The env parameter that contains our bindings - like environmental variables, secrets and the R2 bucket - needs to be defined, as well as adding in the aws4fetch library that we use to create the signed URLs that we'll fetch() to grab the object from S3.

if (objectName === '') {
    return new Response(`Bad Request`, {
        status: 400
    })
}

if (request.method !== 'GET') {
    return new Response(`Method Not Allowed`, {
        status: 405
    })
}
some quick logic to check if we want to continue with the request

As it stands, we're not offering directory listing and we're only interested in GET requests as this isn't an endpoint to upload or delete files - so we'll get rid of those requests before continuing on.

const obj = await env.R2.get(objectName);
if (obj === null) {
	...
}
try and fetch the R2 object, check if it exists

.get(object) on a R2 bucket will return null if the object doesn't exist so that's how we can check if the object exists in our current R2 bucket. If not, we want to fetch it from S3.
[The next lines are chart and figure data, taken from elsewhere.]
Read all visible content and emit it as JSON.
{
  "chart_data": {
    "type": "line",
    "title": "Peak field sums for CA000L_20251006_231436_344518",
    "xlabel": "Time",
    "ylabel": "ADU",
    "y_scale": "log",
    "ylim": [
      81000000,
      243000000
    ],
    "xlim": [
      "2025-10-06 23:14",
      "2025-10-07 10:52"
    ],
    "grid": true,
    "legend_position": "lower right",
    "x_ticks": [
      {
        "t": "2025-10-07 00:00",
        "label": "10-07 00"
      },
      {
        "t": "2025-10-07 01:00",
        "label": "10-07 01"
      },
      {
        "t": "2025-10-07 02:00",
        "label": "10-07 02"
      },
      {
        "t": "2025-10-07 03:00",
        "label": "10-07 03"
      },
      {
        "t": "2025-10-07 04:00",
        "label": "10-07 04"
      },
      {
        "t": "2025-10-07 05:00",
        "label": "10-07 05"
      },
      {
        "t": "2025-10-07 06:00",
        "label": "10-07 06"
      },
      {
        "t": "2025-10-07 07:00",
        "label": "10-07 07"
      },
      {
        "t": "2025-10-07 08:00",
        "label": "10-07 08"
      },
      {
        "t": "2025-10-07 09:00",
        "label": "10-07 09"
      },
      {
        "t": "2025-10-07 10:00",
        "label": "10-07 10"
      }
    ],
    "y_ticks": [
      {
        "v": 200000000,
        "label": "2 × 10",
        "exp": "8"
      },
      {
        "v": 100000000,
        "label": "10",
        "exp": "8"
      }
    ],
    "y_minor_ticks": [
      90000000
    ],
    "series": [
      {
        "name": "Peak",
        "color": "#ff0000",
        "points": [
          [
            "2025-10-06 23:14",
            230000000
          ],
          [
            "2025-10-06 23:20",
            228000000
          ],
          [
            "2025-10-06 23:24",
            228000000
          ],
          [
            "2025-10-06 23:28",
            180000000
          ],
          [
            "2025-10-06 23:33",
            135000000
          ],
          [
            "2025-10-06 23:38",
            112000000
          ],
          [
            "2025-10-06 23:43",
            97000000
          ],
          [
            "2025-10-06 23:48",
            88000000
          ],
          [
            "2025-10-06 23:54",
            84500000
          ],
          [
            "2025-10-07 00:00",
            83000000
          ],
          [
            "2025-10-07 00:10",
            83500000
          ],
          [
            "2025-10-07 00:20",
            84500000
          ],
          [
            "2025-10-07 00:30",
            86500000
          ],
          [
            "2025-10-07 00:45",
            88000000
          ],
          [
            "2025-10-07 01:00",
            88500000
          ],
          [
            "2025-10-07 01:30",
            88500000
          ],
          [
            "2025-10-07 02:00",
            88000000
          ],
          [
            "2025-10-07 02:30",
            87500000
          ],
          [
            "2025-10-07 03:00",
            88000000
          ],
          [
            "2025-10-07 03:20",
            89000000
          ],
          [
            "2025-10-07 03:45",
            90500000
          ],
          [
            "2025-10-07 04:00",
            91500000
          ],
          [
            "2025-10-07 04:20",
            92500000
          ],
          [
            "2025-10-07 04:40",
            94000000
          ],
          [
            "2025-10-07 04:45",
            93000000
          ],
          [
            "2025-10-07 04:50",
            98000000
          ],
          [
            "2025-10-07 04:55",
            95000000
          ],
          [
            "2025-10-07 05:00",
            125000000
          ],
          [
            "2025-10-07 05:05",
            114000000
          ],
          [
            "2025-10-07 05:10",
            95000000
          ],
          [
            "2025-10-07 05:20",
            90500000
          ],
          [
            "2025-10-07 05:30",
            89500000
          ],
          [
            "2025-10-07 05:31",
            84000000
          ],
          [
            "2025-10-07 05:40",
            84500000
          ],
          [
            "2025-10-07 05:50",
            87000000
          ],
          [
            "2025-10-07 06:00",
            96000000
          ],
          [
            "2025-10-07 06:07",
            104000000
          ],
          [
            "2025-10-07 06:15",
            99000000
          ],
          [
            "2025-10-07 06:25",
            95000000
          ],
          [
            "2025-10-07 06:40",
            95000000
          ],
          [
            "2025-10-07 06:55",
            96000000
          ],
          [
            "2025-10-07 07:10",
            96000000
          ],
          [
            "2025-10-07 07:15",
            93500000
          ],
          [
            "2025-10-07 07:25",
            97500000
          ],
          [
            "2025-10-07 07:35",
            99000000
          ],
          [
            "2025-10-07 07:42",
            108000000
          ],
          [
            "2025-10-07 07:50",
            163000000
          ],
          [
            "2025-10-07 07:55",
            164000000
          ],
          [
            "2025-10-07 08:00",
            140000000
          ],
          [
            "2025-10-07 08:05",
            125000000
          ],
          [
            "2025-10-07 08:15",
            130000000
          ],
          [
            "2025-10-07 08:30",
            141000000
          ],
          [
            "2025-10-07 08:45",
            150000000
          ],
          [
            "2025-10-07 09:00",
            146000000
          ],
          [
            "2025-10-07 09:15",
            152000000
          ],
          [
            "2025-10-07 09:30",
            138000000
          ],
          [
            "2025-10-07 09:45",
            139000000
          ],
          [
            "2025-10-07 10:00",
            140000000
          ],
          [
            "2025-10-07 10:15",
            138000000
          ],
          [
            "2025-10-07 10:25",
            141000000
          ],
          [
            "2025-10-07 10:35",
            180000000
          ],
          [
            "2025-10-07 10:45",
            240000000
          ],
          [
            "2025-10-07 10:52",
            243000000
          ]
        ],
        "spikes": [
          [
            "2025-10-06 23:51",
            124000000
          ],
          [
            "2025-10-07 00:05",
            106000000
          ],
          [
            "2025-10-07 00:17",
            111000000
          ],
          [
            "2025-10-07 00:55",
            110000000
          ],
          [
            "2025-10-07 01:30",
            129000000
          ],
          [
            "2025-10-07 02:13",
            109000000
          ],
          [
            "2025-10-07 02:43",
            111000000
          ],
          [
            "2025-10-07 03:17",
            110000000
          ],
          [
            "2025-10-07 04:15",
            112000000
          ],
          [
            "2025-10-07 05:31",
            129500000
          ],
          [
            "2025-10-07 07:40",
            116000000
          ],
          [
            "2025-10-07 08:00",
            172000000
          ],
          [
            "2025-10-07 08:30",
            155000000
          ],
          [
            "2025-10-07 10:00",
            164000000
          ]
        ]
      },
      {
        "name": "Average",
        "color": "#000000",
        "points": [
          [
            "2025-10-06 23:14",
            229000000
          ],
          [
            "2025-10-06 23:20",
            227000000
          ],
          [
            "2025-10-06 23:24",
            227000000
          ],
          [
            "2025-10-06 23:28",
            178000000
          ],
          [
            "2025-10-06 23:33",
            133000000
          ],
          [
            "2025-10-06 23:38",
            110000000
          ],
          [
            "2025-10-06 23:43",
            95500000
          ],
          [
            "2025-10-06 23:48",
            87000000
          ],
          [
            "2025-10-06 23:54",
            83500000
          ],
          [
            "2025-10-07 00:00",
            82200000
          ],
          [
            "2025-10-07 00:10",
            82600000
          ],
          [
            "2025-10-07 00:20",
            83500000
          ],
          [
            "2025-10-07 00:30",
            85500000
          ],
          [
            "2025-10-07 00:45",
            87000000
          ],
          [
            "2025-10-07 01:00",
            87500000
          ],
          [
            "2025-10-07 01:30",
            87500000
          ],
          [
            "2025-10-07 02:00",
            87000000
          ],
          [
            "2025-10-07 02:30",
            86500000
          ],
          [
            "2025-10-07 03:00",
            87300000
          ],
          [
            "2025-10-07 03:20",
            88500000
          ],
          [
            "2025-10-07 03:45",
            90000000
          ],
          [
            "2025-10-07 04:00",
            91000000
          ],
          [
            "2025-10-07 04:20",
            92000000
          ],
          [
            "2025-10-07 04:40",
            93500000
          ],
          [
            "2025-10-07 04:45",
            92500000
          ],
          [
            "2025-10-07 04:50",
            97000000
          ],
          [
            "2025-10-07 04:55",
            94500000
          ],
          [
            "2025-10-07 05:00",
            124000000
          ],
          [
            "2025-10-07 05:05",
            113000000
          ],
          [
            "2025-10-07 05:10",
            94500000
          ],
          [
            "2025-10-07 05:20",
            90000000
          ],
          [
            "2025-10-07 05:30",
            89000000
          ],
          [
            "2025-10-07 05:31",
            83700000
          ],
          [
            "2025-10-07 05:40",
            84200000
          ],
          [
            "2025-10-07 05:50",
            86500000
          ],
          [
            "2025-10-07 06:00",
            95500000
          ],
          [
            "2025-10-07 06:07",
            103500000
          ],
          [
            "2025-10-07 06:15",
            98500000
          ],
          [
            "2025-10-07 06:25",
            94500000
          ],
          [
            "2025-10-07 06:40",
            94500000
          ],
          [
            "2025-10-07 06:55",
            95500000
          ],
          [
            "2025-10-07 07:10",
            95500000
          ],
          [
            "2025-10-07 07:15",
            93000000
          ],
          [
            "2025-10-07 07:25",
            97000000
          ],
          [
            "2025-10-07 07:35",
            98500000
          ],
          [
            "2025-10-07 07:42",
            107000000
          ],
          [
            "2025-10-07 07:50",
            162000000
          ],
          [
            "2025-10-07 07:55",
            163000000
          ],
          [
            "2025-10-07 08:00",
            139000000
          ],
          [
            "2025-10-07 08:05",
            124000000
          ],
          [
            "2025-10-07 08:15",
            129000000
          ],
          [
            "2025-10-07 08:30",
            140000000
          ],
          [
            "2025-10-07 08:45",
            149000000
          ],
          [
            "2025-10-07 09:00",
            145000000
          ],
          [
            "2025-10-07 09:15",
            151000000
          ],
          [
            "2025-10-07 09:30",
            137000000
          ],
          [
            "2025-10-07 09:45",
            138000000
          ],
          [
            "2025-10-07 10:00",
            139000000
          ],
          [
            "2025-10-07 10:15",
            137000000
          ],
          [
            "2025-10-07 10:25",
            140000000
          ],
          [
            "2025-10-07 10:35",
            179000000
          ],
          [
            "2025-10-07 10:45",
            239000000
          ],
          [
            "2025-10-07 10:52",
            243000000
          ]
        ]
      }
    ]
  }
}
const aws = new AwsClient({
    "accessKeyId": env.AWS_ACCESS_KEY_ID,
    "secretAccessKey": env.AWS_SECRET_ACCESS_KEY,
    "service": env.AWS_SERVICE,
    "region": env.AWS_DEFAULT_REGION
});

url.protocol = env.AWS_S3_BUCKET_SCHEME;
url.hostname = env.AWS_S3_BUCKET;

const signedRequest = await aws.sign(url);
const s3Object = await fetch(signedRequest);

if (s3Object.status === 404) {
    return objectNotFound(objectName)
}
try and fetch the S3 object, check if it exists

We'll first create a new AwsClient from the aws4fetch package. Then we need to rewrite the request URL to point to our S3 bucket.

If the original request was at https://cdn.example.com/asset.mp4 and we're using Google Cloud Storage, it'll look a little something like https://bucket.storage.googleapis.com/test.mp4.

We'll turn that into a AWS4 signed URL and make the request.

function objectNotFound(objectName: string): Response {
    return new Response(`Object ${objectName} not found`, {
        status: 404,
    })
}
404 response

If we get a 404 back then we'll display a simple 404 page with a short message rather than returning the XML response you'd usually get.

const s3Body = s3Object.body.tee();
ctx.waitUntil(env.R2.put(objectName, s3Body[0], {
    httpMetadata: s3Object.headers
}))

return new Response(s3Body[1], s3Object);
stream the response and push into R2 in the background 

The body returned by fetch() is a ReadableStream and can only be used once - which is problematic since we need to push it to R2 and also return the asset to the user. tee() gives us an array containing two ReadableStream objects so we pass one to R2 and stream the other in a response to the user.

We pass the original headers from the S3 response into the httpMetadata property of the R2PutOptions so that any original Content-Type, Content-Language, etc is preserved.

const headers = new Headers()
obj.writeHttpMetadata(headers)
headers.set('etag', obj.httpEtag)

return new Response(obj.body, {
    headers
});
return the object from R2 and add the headers from the httpMetadata

Before returning the R2 object, we'll add the headers from the httpMetadata object using the writeHttpMetadata method.

Give it a try!

The code for this Worker will be available at https://github.com/KianNH/cloudflare-worker-s3-to-r2-migration

I've tested it with files upwards of 350MB+ but if you spot any issues or bugs, please open an issue or pull request!

You can also leverage the Cache API of Workers to cache the assets from R2, saving on R2 operations - that'll be added into this Worker in the future.